Taylor freakin’ Swift.
No this is not a hate post about her, but I’m just saying. Nor is this a post about just women who are serial daters. I’d like to think of myself as an equal opportunist when it comes to things that annoy me, and if I don’t like one gender doing it, I most certainly don’t like that other doing it as well.
I know, this has nothing to do with me– but it kinda does. So hear me out..
We all have this friend (or maybe you ARE this friend) that just jumps from relationship to relationshit. You watch it all pan out in your Facebook feed– he’s single, he’s taken, he’s in a “domestic relationship”, and the ambiguous, but fun, it’s complicated.

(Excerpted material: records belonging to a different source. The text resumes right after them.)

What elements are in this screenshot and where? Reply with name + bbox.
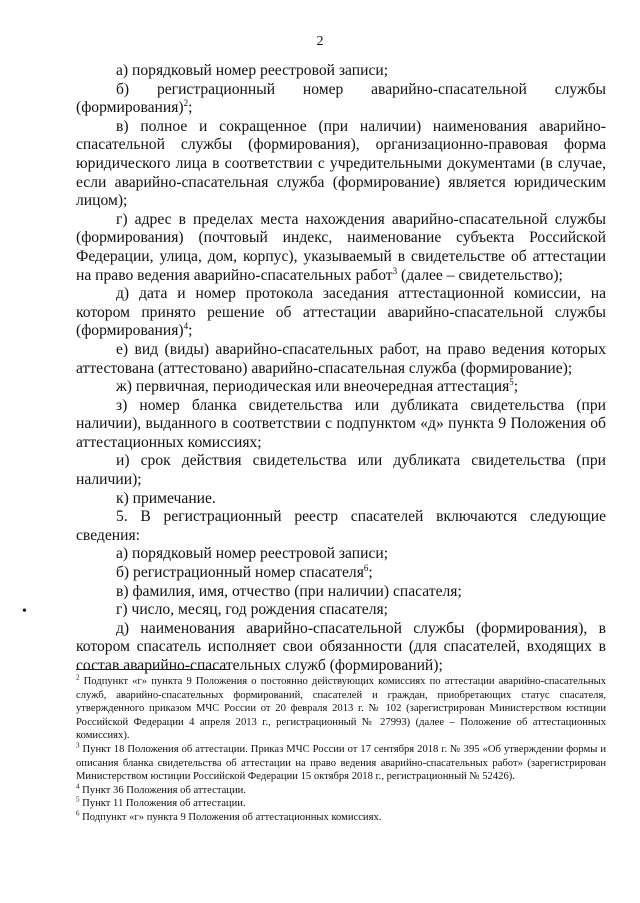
paragraph: б) регистрационный номер спасателя$^6$; [116,562,373,582]
paragraph: и) срок действия свидетельства или дубликата свидетельства (при наличии); [76,452,606,489]
footnote-ref[interactable]: 5 [509,376,514,387]
footnote: $^6$ Подпункт «г» пункта 9 Положения об аттестационных комиссиях. [76,809,382,823]
paragraph: в) фамилия, имя, отчество (при наличии) спасателя; [116,582,462,600]
page-number: 2 [316,34,324,49]
footnote: $^3$ Пункт 18 Положения об аттестации. Приказ МЧС России от 17 сентября 2018 г. № 395 «Об утверждении формы и описания бланка свидетельства об аттестации на право ведения аварийно-спасательных работ» (зарегистрирован Министерством юстиции Российской Федерации 15 октября 2018 г., регистрационный № 52426). [76,741,606,783]
paragraph: а) порядковый номер реестровой записи; [116,545,389,563]
footnote-ref[interactable]: 6 [363,562,369,573]
footnote-ref[interactable]: 2 [183,98,189,108]
paragraph: ж) первичная, периодическая или внеочередная аттестация$^5$; [116,376,519,396]
paragraph: б) регистрационный номер аварийно-спасательной службы (формирования)$^2$; [76,80,606,117]
footnote-ref[interactable]: 4 [183,321,189,332]
paragraph: а) порядковый номер реестровой записи; [116,62,389,79]
paragraph: д) дата и номер протокола заседания аттестационной комиссии, на котором принято решение об аттестации аварийно-спасательной службы (формирования)$^4$; [76,285,606,340]
footnote: $^2$ Подпункт «г» пункта 9 Положения о постоянно действующих комиссиях по аттестации аварийно-спасательных служб, аварийно-спасательных формирований, спасателей и граждан, приобретающих статус спасателя, утвержденного приказом МЧС России от 20 февраля 2013 г. № 102 (зарегистрирован Министерством юстиции Российской Федерации 4 апреля 2013 г., регистрационный № 27993) (далее – Положение об аттестационных комиссиях). [76,673,606,742]
document-body [76,62,606,676]
footnote-separator [76,669,228,670]
paragraph: д) наименования аварийно-спасательной службы (формирования), в котором спасатель исполняет свои обязанности (для спасателей, входящих в состав аварийно-спасательных служб (формирований); [76,619,606,674]
footnote: $^5$ Пункт 11 Положения об аттестации. [76,795,246,810]
footnote: $^4$ Пункт 36 Положения об аттестации. [76,782,246,796]
paragraph: з) номер бланка свидетельства или дубликата свидетельства (при наличии), выданного в соответствии с подпунктом «д» пункта 9 Положения об аттестационных комиссиях; [76,396,606,451]
margin-mark: • [22,604,27,619]
paragraph: е) вид (виды) аварийно-спасательных работ, на право ведения которых аттестована (аттестовано) аварийно-спасательная служба (формирование); [76,340,606,377]
paragraph: г) число, месяц, год рождения спасателя; [116,601,389,619]
paragraph: в) полное и сокращенное (при наличии) наименования аварийно-спасательной службы (формирования), организационно-правовая форма юридического лица в соответствии с учредительными документами (в случае, если аварийно-спасательная служба (формирование) является юридическим лицом); [76,117,606,210]
footnote-ref[interactable]: 3 [392,265,398,276]
paragraph: к) примечание. [116,489,216,507]
paragraph: г) адрес в пределах места нахождения аварийно-спасательной службы (формирования) (почтовый индекс, наименование субъекта Российской Федерации, улица, дом, корпус), указываемый в свидетельстве об аттестации на право ведения аварийно-спасательных работ$^3$ (далее – свидетельство); [76,210,606,284]
paragraph: 5. В регистрационный реестр спасателей включаются следующие сведения: [76,508,606,544]
footnotes [76,675,606,825]
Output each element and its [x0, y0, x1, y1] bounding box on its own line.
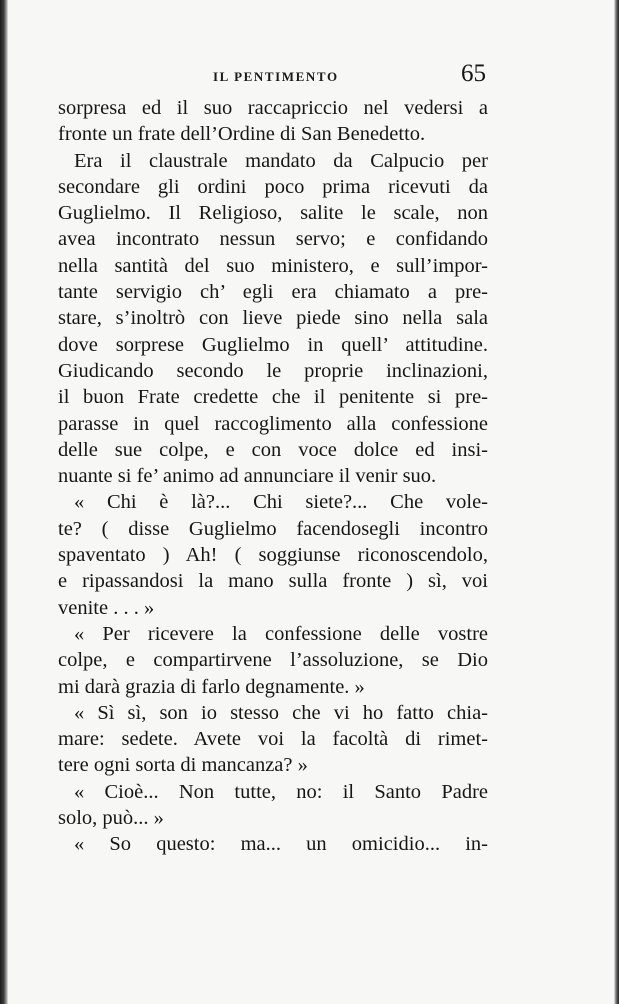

I really, and truly, feel for people like that. I also would like to slap anyone that I know that is like that. I’m serious, man. I think– there’s a certain point where you just have to think to yourself that “maybe, serial dating is not working out for me. Maybe I just need to chill the fuck out and learn to be OK with myself first, before I even consider being happy with another human being.” I think that’s logical, wouldn’t you say? Of course you would.
I think being young and dating people to find out what you’re into is great and all, but there’s that point.. that most people should hit where you’re seeing the patterns. You see that maybe things haven’t worked out with Randy, Paul, and John because you’re pretty sure they’re all the exact same guy. Then it all clicks, you + this type does not compute to a healthy/lasting/fulfilling relationship (assuming that’s your end goal). Logically, you’d recognize it and learn and move onto something that suits you.
But I’m not talking about those people.
I’m talking about those other people that continue and continue to date the exact same person– literally and figuratively. Those people that get left broken hearted every single month because the same type of prick didn’t appreciate them. Hey, how about you appreciate yourself and do yourself a favor and hold yourself to a higher standard? Be selective. Be alone. Go find yourself in the mountains, or at the mall– whatever. Better things come your way when that happens, trust me. Be open to different, but don’t just be open for everyone to get on the merry-go-round.. you see where I’m going with this. And so what if your Facebook status will read that you’re single for two long months.. you’ll be OK. If anything you won’t be that person that I (and probably at least 47% of your friends) am silently judging because your new flavor of the week changes more often than this crazy North Texas weather. But don’t do it for me.. do it for yourself, because at the end of the day– you’ve got yourself, and if you can’t look out for yourself well.. you’re S.O.L., I suppose.